The Committee of 100 was a British anti-war group. It was set up in 1960 with a hundred public signatories by Bertrand Russell, Ralph Schoenman and Reverend Michael Scott and others. Its supporters used mass nonviolent resistance and civil disobedience to achieve their aims.
The idea of a mass civil disobedience campaign against nuclear weapons emerged early in 1960 in discussions between Ralph Schoenman (an activist in the Campaign for Nuclear Disarmament (CND)), and Hugh Brock, April Carter (both of the Direct Action Committee against nuclear war), Ralph Miliband, Alan Lovell and Stuart Hall. Schoenman approached Bertrand Russell, the president of CND, with the idea. Russell resigned from the presidency of CND in order to form the Committee of 100, which was launched at a meeting in London on 22 October 1960 with a hundred signatures. Russell was elected as president and Michael Randle of the Direct Action Committee was appointed secretary.
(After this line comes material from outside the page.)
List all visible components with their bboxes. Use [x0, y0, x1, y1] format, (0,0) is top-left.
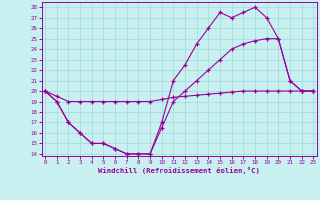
X-axis label: Windchill (Refroidissement éolien,°C): Windchill (Refroidissement éolien,°C) [98, 167, 260, 174]
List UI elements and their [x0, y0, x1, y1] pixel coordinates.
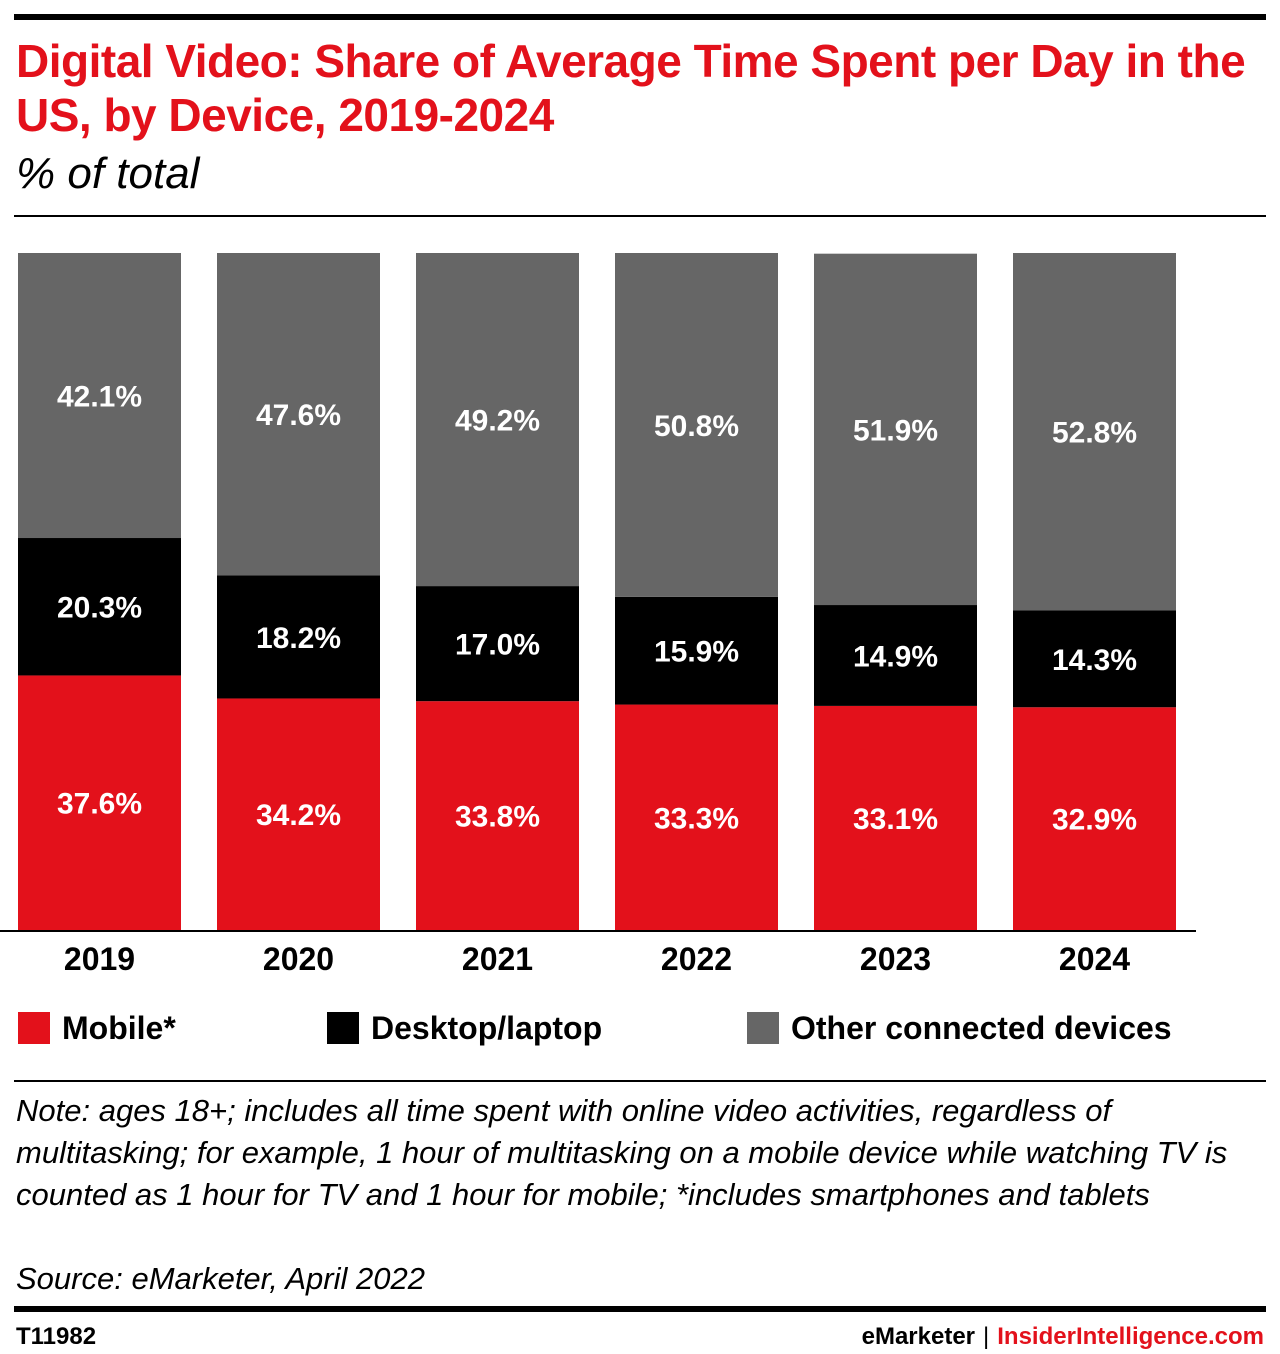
bar-segment-2019-mobile	[18, 675, 181, 930]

Russell explained his reasons for setting up the Committee of 100 in an article in the New Statesman in February 1961:
Many in the Campaign for Nuclear Disarmament, including some of its founders, supported the Committee of 100's campaign of civil disobedience and in its first year it received more in donations than CND had received in its first year. Several of the early CND's activists, including some members of its executive committee, had been supporters of the Direct Action Committee and in 1958 CND had cautiously accepted direct action as a possible method of campaigning; but, largely under the influence of Canon John Collins, the CND chairman, the CND leadership opposed any sort of unlawful protest, and the Committee of 100 was created as a separate organisation partly for that reason and partly because of personal animosity between Collins and Russell. It has been suggested that this separation weakened the campaign against nuclear weapons.